Dom in svet
- Categories: Literary and cultural magazine
- First issue: 1888
- Final issue: 1943
- Country: Slovenia
- Language: Slovene

= Dom in svet =

Catholic cultural and literary journal published in Slovenia

Dom in svet ('Home and World') was a Catholic cultural and literary journal published in Slovenia.

==History and profile==
Dom in svet was published from 1888 to 1943. Its long-running rivalry with the national-liberal journal Ljubljanski zvon was a major feature of Slovenian cultural life in the late 19th and early 20th centuries; historian Péter Krasztev describes the "clear-cut distinction between liberal and conservative" the pair of journals produced as "striking and uncharacteristic of the region".

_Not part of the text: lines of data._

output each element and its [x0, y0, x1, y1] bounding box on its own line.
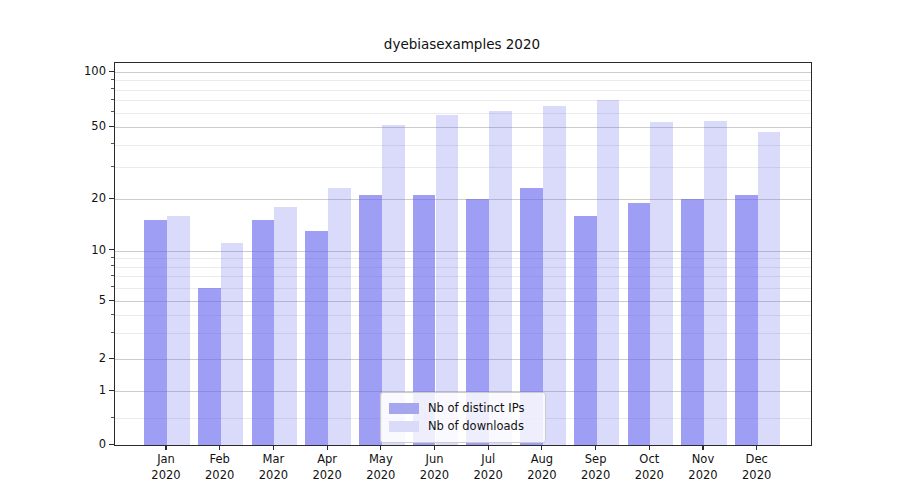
legend-swatch-downloads	[389, 421, 419, 432]
y-gridline-minor	[115, 80, 811, 81]
y-tick-label: 1	[40, 383, 106, 397]
y-tick-label: 10	[40, 243, 106, 257]
bar-downloads-jan	[167, 216, 190, 445]
y-minor-tick-mark	[111, 99, 114, 100]
bar-downloads-dec	[758, 132, 781, 445]
bar-distinct-ips-sep	[574, 216, 597, 445]
legend-label-distinct-ips: Nb of distinct IPs	[428, 401, 524, 415]
y-tick-mark	[109, 249, 114, 250]
y-minor-tick-mark	[111, 166, 114, 167]
y-tick-label: 50	[40, 119, 106, 133]
x-tick-label-dec: Dec2020	[722, 451, 792, 483]
bar-downloads-feb	[221, 243, 244, 445]
x-tick-mark	[541, 445, 542, 450]
x-tick-label-year: 2020	[722, 467, 792, 483]
y-tick-mark	[109, 126, 114, 127]
bar-distinct-ips-feb	[198, 288, 221, 445]
y-tick-mark	[109, 198, 114, 199]
y-tick-mark	[109, 444, 114, 445]
bar-downloads-oct	[650, 122, 673, 445]
y-minor-tick-mark	[111, 314, 114, 315]
y-gridline-major	[115, 72, 811, 73]
bar-downloads-apr	[328, 188, 351, 445]
x-tick-mark	[273, 445, 274, 450]
bar-downloads-aug	[543, 106, 566, 445]
x-tick-mark	[649, 445, 650, 450]
y-minor-tick-mark	[111, 143, 114, 144]
y-tick-label: 100	[40, 64, 106, 78]
y-minor-tick-mark	[111, 275, 114, 276]
bar-distinct-ips-nov	[681, 199, 704, 445]
bar-distinct-ips-oct	[628, 203, 651, 445]
y-tick-label: 20	[40, 191, 106, 205]
y-minor-tick-mark	[111, 88, 114, 89]
y-minor-tick-mark	[111, 111, 114, 112]
bar-distinct-ips-jan	[144, 220, 167, 445]
y-tick-label: 2	[40, 351, 106, 365]
bar-distinct-ips-may	[359, 195, 382, 445]
y-minor-tick-mark	[111, 417, 114, 418]
bar-downloads-nov	[704, 121, 727, 445]
y-minor-tick-mark	[111, 257, 114, 258]
x-tick-mark	[434, 445, 435, 450]
y-tick-label: 0	[40, 437, 106, 451]
bar-downloads-sep	[597, 100, 620, 445]
legend-swatch-distinct-ips	[389, 403, 419, 414]
legend: Nb of distinct IPs Nb of downloads	[380, 392, 546, 443]
y-tick-mark	[109, 71, 114, 72]
legend-row-downloads: Nb of downloads	[389, 418, 537, 434]
x-tick-mark	[380, 445, 381, 450]
x-tick-mark	[595, 445, 596, 450]
bar-distinct-ips-dec	[735, 195, 758, 445]
bar-downloads-mar	[274, 207, 297, 445]
y-gridline-minor	[115, 100, 811, 101]
bar-distinct-ips-apr	[305, 231, 328, 445]
y-tick-label: 5	[40, 293, 106, 307]
y-minor-tick-mark	[111, 332, 114, 333]
y-tick-mark	[109, 390, 114, 391]
legend-row-distinct-ips: Nb of distinct IPs	[389, 400, 537, 416]
y-minor-tick-mark	[111, 286, 114, 287]
figure: dyebiasexamples 2020 1005020105210Jan202…	[0, 0, 900, 500]
y-tick-mark	[109, 358, 114, 359]
x-tick-mark	[327, 445, 328, 450]
y-minor-tick-mark	[111, 79, 114, 80]
bar-distinct-ips-mar	[252, 220, 275, 445]
y-gridline-minor	[115, 90, 811, 91]
x-tick-mark	[702, 445, 703, 450]
plot-area	[114, 62, 812, 446]
x-tick-mark	[165, 445, 166, 450]
x-tick-mark	[488, 445, 489, 450]
y-gridline-minor	[115, 113, 811, 114]
x-tick-mark	[219, 445, 220, 450]
chart-title: dyebiasexamples 2020	[114, 36, 810, 52]
y-tick-mark	[109, 300, 114, 301]
x-tick-mark	[756, 445, 757, 450]
x-tick-label-month: Dec	[722, 451, 792, 467]
legend-label-downloads: Nb of downloads	[428, 419, 524, 433]
y-minor-tick-mark	[111, 265, 114, 266]
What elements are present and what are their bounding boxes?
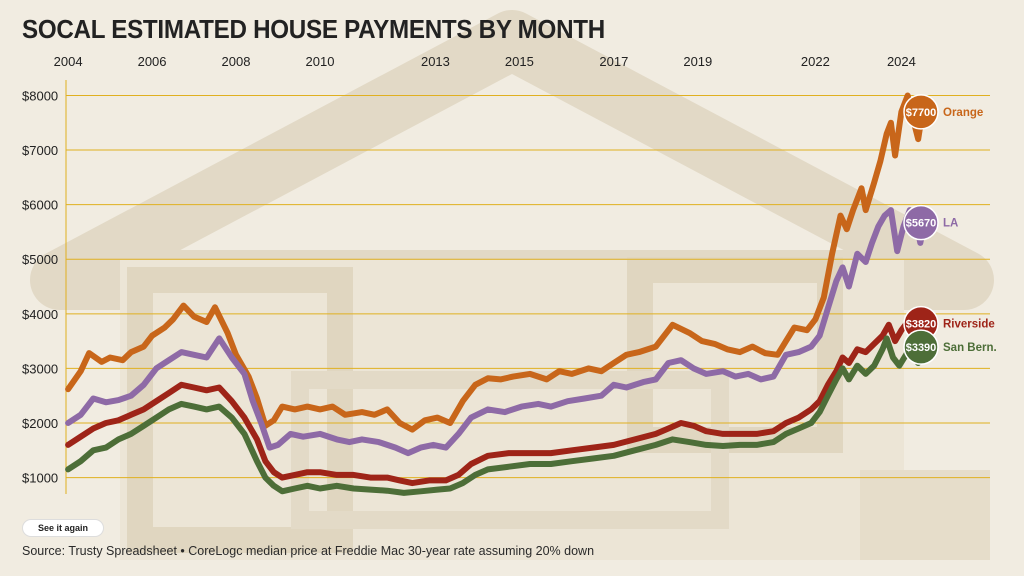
x-tick-label: 2004 bbox=[54, 54, 83, 69]
x-tick-label: 2022 bbox=[801, 54, 830, 69]
end-marker-san-bern bbox=[903, 329, 939, 365]
series-name-label-orange: Orange bbox=[943, 107, 983, 119]
end-labels: $7700 Orange $5670 LA $3820 Riverside $3390 San… bbox=[903, 94, 997, 365]
end-marker-orange bbox=[903, 94, 939, 130]
series-line-la bbox=[65, 207, 928, 457]
end-value-label-la: $5670 bbox=[906, 218, 937, 230]
y-tick-label: $7000 bbox=[22, 143, 58, 158]
x-tick-label: 2015 bbox=[505, 54, 534, 69]
y-tick-label: $4000 bbox=[22, 307, 58, 322]
see-it-again-button[interactable]: See it again bbox=[22, 519, 104, 537]
y-tick-label: $2000 bbox=[22, 416, 58, 431]
x-tick-label: 2008 bbox=[222, 54, 251, 69]
source-note: Source: Trusty Spreadsheet • CoreLogc me… bbox=[22, 544, 595, 558]
series-name-label-la: LA bbox=[943, 218, 958, 230]
end-value-label-orange: $7700 bbox=[906, 107, 937, 119]
series-name-label-riverside: Riverside bbox=[943, 319, 995, 331]
y-tick-label: $8000 bbox=[22, 88, 58, 103]
y-tick-label: $5000 bbox=[22, 252, 58, 267]
y-tick-label: $6000 bbox=[22, 198, 58, 213]
y-tick-label: $1000 bbox=[22, 471, 58, 486]
axes: $1000 $2000 $3000 $4000 $5000 $6000 $7000 $8000… bbox=[22, 54, 916, 494]
x-tick-label: 2017 bbox=[599, 54, 628, 69]
series-line-riverside bbox=[65, 313, 926, 487]
series-line-orange bbox=[65, 92, 926, 433]
series-name-label-san-bern: San Bern. bbox=[943, 342, 997, 354]
x-tick-label: 2013 bbox=[421, 54, 450, 69]
chart-title: SOCAL ESTIMATED HOUSE PAYMENTS BY MONTH bbox=[22, 14, 605, 44]
x-tick-label: 2010 bbox=[306, 54, 335, 69]
end-value-label-san-bern: $3390 bbox=[906, 342, 937, 354]
series-line-san-bern bbox=[65, 335, 926, 496]
end-marker-la bbox=[903, 204, 939, 241]
x-tick-label: 2024 bbox=[887, 54, 916, 69]
end-value-label-riverside: $3820 bbox=[906, 319, 937, 331]
x-tick-label: 2006 bbox=[138, 54, 167, 69]
x-tick-label: 2019 bbox=[683, 54, 712, 69]
y-tick-label: $3000 bbox=[22, 361, 58, 376]
series-lines bbox=[65, 92, 928, 496]
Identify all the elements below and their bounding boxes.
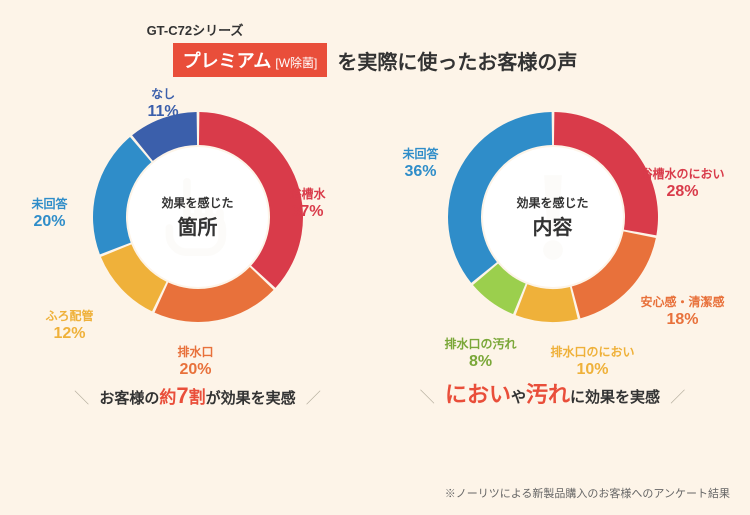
slice-label-pct: 8% (445, 352, 517, 372)
slice-label-text: なし (151, 87, 175, 101)
slice-label: 浴槽水のにおい28% (641, 167, 725, 202)
slice-label-pct: 36% (403, 162, 439, 182)
slice-label-text: 排水口の汚れ (445, 337, 517, 351)
donut-wrap-1: 効果を感じた 箇所 (88, 107, 308, 327)
slice-label-pct: 37% (290, 202, 326, 222)
slice-label: 排水口20% (178, 345, 214, 380)
slice-label: ふろ配管12% (46, 309, 94, 344)
slice-label-text: 排水口のにおい (551, 345, 635, 359)
slice-label-pct: 28% (641, 182, 725, 202)
caption-2-post: に効果を実感 (570, 389, 660, 406)
caption-1: ＼ お客様の約7割が効果を実感 ／ (28, 383, 368, 409)
caption-1-big: 7 (176, 383, 188, 408)
caption-1-hl-pre: 約 (159, 388, 176, 407)
caption-2: ＼ においや汚れに効果を実感 ／ (383, 377, 723, 409)
slice-label-pct: 20% (178, 360, 214, 380)
slice-label: 排水口の汚れ8% (445, 337, 517, 372)
slice-label-pct: 12% (46, 324, 94, 344)
slice-label-text: 未回答 (403, 147, 439, 161)
series-label: GT-C72シリーズ (0, 20, 750, 39)
caption-1-pre: お客様の (99, 390, 159, 407)
slice-label: 排水口のにおい10% (551, 345, 635, 380)
footnote: ※ノーリツによる新製品購入のお客様へのアンケート結果 (445, 485, 730, 501)
title-line: プレミアム [W除菌] を実際に使ったお客様の声 (173, 43, 578, 77)
caption-1-hl-post: 割 (189, 388, 206, 407)
slice-label-pct: 18% (641, 310, 725, 330)
slice-label-text: ふろ配管 (46, 309, 94, 323)
slice-label-text: 安心感・清潔感 (641, 295, 725, 309)
caption-2-big2: 汚れ (526, 382, 570, 407)
charts-row: 効果を感じた 箇所 浴槽水37%排水口20%ふろ配管12%未回答20%なし11%… (0, 87, 750, 417)
chart-contents: 効果を感じた 内容 浴槽水のにおい28%安心感・清潔感18%排水口のにおい10%… (383, 97, 723, 417)
slice-label-text: 浴槽水のにおい (641, 167, 725, 181)
caption-1-post: が効果を実感 (206, 390, 296, 407)
slash-left-icon: ＼ (74, 387, 89, 408)
slice-label: 浴槽水37% (290, 187, 326, 222)
slice-label: 安心感・清潔感18% (641, 295, 725, 330)
premium-badge: プレミアム [W除菌] (173, 43, 328, 77)
chart-places: 効果を感じた 箇所 浴槽水37%排水口20%ふろ配管12%未回答20%なし11%… (28, 97, 368, 417)
slash-right-icon: ／ (670, 386, 685, 407)
slice-label-pct: 11% (148, 102, 179, 122)
header: GT-C72シリーズ プレミアム [W除菌] を実際に使ったお客様の声 (0, 0, 750, 87)
slice-label: なし11% (148, 87, 179, 122)
caption-2-mid: や (511, 389, 526, 406)
donut-center-2: 効果を感じた 内容 (483, 194, 623, 240)
slice-label-text: 浴槽水 (290, 187, 326, 201)
donut-slice (515, 284, 577, 322)
slice-label-text: 排水口 (178, 345, 214, 359)
title-text: を実際に使ったお客様の声 (337, 46, 577, 75)
donut-wrap-2: 効果を感じた 内容 (443, 107, 663, 327)
slash-right-icon: ／ (306, 387, 321, 408)
center-main-2: 内容 (483, 211, 623, 240)
slice-label: 未回答20% (32, 197, 68, 232)
slash-left-icon: ＼ (420, 386, 435, 407)
donut-center-1: 効果を感じた 箇所 (128, 194, 268, 240)
badge-sub: [W除菌] (275, 54, 317, 71)
caption-2-big1: におい (445, 382, 511, 407)
slice-label-pct: 20% (32, 212, 68, 232)
slice-label: 未回答36% (403, 147, 439, 182)
center-main-1: 箇所 (128, 211, 268, 240)
center-sub-2: 効果を感じた (483, 194, 623, 211)
center-sub-1: 効果を感じた (128, 194, 268, 211)
badge-main: プレミアム (183, 47, 272, 73)
slice-label-text: 未回答 (32, 197, 68, 211)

Dom in svet was founded in 1888 by the conservative Catholic editor Frančišek Lampe. It opposed both naturalist and avant-garde experimentations with Modernism, especially the Decadent movement, attacking Slovene and other Slavic writers whom they saw as their regional representatives, such as Anton Aškerc and Jaroslav Vrchlický. Instead the editorial line "steadily opposed the loosening of literary form and insisted on Christian-national and Pan-Slavic values". Nonetheless, it was diligent in reporting on Modernism and foreign literature: it published discussions of l'art pour l'art and the works of Schopenhauer and Tolstoy in its first few years in print, and in 1901 published a thorough review (by Lampe) of the past 20 years of European literature.

Its editorial line remained conservative and opposed Modernism up to the early 20th century, under the influence of the integralist Catholic theologian Anton Mahnič. It assumed a more liberal direction in 1914, under the new editorship of Izidor Cankar, a prominent liberal Catholic essayist and art historian. Under Cankar, the journal reviewed art from more aesthetic perspective, and helped the Slovene Catholic establishment shed some of its anti-intellectual reputation. During the 1920s and 1930s, the journal adopted a moderate and liberal conservative stance, although it maintained a relatively open editorial policy towards other currents of Slovene Catholicism, especially the Christian left. In these two decades, the journal became one of the most progressive attitudes towards literature in Slovenia, becoming a platform for expressionist and modernist experiments. It also published numerous translations from foreign languages, especially of Catholic authors such as Paul Claudel, Georges Bernanos, Miguel de Unamuno, G. K. Chesterton and T. S. Eliot.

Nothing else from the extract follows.